Longer term, ongoing research into nuclear fusion holds the promise of a nearly limitless, clean, and safe energy source, should the technology finally prove viable and scalable. Fusion research aims to replicate the conditions of the sun, where atomic nuclei merge, releasing vast amounts of energy with minimal radioactive waste. These innovative technologies collectively strive to enhance the safety and environmental impact of nuclear energy, providing alternatives to traditional nuclear power generation.
Nuclear waste management is a critical aspect of the nuclear energy industry. The long-term storage and disposal of nuclear waste is an ongoing challenge, but significant progress has been made in finding safer and more sustainable solutions. One notable development is the concept of deep geological repositories. These repositories involve the burial of nuclear waste in stable geological formations deep underground, providing multiple barriers to prevent the release of radioactive materials. Countries like Sweden and Finland have made substantial headway in implementing these repositories, with Sweden’s “Äspö Hard Rock Laboratory” and Finland’s “Onkalo” serving as leading examples.
However, according to a Greenpeace report on nuclear waste, numerous challenges still persist. Public perception and acceptance of deep geological repositories remain significant hurdles, often due to concerns over long-term safety. Additionally, regulatory and political obstacles can slow down the implementation of these solutions. The financial burden of developing and maintaining safe storage sites also poses a challenge. Moreover, the international community continues to grapple with finding consistent and standardised approaches to nuclear waste management. The quest for innovative and sustainable nuclear waste management solutions is ongoing, with a focus on enhancing safety, minimising environmental impact, and ensuring the long-term integrity of storage and disposal facilities. While progress has been made, addressing these challenges is crucial for establishing a secure and sustainable nuclear waste management framework.

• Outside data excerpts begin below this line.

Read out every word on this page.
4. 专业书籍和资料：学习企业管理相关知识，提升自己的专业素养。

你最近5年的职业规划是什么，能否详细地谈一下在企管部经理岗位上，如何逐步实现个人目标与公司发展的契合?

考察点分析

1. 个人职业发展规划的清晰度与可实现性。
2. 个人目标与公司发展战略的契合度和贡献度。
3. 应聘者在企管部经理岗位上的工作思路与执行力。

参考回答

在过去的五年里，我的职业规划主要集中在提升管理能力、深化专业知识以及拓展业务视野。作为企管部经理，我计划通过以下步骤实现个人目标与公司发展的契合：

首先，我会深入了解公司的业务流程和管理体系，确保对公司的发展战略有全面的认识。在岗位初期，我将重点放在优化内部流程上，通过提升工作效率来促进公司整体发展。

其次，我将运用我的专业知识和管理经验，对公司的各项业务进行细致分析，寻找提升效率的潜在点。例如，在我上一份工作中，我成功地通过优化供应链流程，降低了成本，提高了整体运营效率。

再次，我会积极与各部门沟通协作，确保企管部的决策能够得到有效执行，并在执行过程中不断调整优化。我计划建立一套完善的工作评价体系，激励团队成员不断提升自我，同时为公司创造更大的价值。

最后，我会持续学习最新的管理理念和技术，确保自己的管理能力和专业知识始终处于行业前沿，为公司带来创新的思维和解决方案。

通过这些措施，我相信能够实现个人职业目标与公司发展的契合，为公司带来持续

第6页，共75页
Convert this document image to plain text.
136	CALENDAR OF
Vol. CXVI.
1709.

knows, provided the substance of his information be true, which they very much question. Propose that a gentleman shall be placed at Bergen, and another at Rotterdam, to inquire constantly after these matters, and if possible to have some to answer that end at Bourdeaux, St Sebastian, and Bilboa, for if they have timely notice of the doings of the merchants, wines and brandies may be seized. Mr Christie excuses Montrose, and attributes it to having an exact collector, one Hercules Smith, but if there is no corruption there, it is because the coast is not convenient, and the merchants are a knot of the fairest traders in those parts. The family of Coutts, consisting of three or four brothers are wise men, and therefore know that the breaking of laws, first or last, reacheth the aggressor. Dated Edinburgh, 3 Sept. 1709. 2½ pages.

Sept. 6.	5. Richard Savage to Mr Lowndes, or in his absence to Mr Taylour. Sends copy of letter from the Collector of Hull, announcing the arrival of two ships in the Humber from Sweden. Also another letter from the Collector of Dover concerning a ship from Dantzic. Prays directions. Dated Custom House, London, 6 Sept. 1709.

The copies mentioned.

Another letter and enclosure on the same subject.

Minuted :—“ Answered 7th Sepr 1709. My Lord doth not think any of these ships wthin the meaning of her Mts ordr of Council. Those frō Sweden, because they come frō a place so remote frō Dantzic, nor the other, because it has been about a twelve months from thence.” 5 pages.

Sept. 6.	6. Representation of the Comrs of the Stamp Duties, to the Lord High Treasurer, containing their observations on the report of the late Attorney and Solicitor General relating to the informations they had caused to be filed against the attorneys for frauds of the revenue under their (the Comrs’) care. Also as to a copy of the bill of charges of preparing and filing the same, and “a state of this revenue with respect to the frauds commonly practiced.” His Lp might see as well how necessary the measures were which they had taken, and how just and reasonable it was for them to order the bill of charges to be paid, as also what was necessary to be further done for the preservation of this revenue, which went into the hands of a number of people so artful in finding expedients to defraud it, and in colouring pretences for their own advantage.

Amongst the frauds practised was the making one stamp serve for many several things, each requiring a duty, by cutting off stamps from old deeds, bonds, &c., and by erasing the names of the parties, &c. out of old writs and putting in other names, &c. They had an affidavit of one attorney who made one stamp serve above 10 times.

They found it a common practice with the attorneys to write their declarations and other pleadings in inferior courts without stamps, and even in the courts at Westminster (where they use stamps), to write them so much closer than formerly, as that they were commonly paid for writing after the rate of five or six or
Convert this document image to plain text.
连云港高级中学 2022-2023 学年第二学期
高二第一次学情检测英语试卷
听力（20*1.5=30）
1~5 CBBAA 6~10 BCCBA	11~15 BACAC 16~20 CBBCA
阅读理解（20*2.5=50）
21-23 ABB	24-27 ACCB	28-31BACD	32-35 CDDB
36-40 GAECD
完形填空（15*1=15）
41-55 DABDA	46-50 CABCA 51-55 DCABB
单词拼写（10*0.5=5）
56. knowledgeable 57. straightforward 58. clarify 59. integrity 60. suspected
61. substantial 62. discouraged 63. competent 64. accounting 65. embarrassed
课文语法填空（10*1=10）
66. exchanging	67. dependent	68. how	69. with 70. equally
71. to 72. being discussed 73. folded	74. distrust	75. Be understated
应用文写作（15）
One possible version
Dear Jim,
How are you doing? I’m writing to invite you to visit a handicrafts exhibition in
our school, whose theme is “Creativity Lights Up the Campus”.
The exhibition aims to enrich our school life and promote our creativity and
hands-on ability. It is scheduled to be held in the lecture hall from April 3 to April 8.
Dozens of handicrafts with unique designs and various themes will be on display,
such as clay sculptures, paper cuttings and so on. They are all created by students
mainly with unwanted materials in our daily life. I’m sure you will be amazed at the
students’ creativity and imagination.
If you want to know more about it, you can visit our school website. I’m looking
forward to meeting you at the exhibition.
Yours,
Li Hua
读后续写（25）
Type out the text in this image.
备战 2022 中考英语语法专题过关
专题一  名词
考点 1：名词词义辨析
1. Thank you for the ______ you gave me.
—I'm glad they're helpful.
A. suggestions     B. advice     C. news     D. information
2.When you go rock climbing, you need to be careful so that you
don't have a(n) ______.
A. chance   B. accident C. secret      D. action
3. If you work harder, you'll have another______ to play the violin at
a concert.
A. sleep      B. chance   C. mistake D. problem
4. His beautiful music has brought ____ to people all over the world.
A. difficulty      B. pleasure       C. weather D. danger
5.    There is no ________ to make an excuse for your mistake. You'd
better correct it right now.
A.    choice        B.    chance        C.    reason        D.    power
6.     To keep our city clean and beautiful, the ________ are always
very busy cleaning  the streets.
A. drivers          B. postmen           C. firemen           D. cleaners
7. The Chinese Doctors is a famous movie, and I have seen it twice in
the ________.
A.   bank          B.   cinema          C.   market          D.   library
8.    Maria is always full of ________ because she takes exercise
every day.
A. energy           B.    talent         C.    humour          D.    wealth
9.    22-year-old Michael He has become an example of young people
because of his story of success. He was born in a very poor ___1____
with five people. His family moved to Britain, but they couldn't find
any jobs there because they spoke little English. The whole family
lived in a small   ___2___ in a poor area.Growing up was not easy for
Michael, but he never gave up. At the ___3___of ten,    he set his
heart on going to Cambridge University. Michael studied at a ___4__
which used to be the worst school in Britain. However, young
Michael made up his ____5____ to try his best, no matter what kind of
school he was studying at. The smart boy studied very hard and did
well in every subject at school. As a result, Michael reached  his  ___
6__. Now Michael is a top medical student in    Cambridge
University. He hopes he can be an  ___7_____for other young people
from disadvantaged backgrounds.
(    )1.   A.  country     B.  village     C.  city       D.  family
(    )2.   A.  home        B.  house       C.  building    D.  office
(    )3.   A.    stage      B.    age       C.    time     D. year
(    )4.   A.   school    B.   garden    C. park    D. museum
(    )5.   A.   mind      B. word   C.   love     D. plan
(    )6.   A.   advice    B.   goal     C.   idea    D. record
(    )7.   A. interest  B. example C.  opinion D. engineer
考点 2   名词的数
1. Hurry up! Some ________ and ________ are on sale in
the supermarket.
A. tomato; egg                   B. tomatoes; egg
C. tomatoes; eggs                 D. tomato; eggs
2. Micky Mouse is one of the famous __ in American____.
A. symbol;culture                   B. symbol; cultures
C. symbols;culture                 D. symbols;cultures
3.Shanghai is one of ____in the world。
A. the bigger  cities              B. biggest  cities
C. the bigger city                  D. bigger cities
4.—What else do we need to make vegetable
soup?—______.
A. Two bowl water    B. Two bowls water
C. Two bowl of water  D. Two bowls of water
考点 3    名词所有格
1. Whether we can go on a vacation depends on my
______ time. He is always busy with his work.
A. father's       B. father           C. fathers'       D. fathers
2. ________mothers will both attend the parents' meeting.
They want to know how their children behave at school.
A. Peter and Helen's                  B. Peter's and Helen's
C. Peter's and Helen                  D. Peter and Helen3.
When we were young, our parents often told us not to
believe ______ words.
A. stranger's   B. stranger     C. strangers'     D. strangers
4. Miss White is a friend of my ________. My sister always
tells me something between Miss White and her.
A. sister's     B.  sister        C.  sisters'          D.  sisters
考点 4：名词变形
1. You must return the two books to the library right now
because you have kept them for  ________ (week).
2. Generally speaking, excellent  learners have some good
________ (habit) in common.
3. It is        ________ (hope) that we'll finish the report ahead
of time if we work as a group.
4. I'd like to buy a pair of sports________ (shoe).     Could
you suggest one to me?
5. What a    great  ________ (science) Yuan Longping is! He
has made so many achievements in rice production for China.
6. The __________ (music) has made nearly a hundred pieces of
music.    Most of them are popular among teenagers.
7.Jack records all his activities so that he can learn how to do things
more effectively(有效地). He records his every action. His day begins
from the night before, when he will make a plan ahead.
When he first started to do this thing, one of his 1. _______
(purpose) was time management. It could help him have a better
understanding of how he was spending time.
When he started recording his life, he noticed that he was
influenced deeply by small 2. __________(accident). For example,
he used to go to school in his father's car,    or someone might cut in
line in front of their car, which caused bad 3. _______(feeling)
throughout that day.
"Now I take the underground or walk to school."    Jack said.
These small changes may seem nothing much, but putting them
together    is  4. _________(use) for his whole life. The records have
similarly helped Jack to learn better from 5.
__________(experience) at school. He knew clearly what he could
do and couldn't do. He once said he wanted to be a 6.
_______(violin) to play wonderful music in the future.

In conclusion, nuclear energy carries undeniable risks, but it is vital to consider the implications of completely phasing it out. The transition to alternative energy sources is a complex issue, and experts like Dr James Hansen and Dr Ken Caldeira argue that a more nuanced approach is necessary to address our energy needs while minimising the impact on the environment and public health.
It is crucial to make informed decisions regarding our energy future, taking into account expert opinions and empirical data to ensure a sustainable and secure energy supply. Understanding the psychology of public perception and fear surrounding nuclear energy is essential to grasp why it often evokes strong emotions. Media coverage plays a crucial role, as sensationalised reporting of nuclear incidents can amplify public anxiety and create lasting impressions.
Cognitive biases, such as the availability heuristic, contribute to this phenomenon. People tend to overestimate the likelihood of events that readily come to mind, and nuclear accidents like Chernobyl or Fukushima are etched into collective memory due to their notoriety. As a result, individuals tend to perceive nuclear energy as riskier than it statistically is.
Moreover, the psychological phenomenon of loss aversion makes negative outcomes, such as nuclear accidents, more salient and memorable, further influencing public opinion. These psychological factors can overshadow the broader discussions of the safety advancements and potential benefits associated with nuclear energy, leading to a skewed perception of its risks.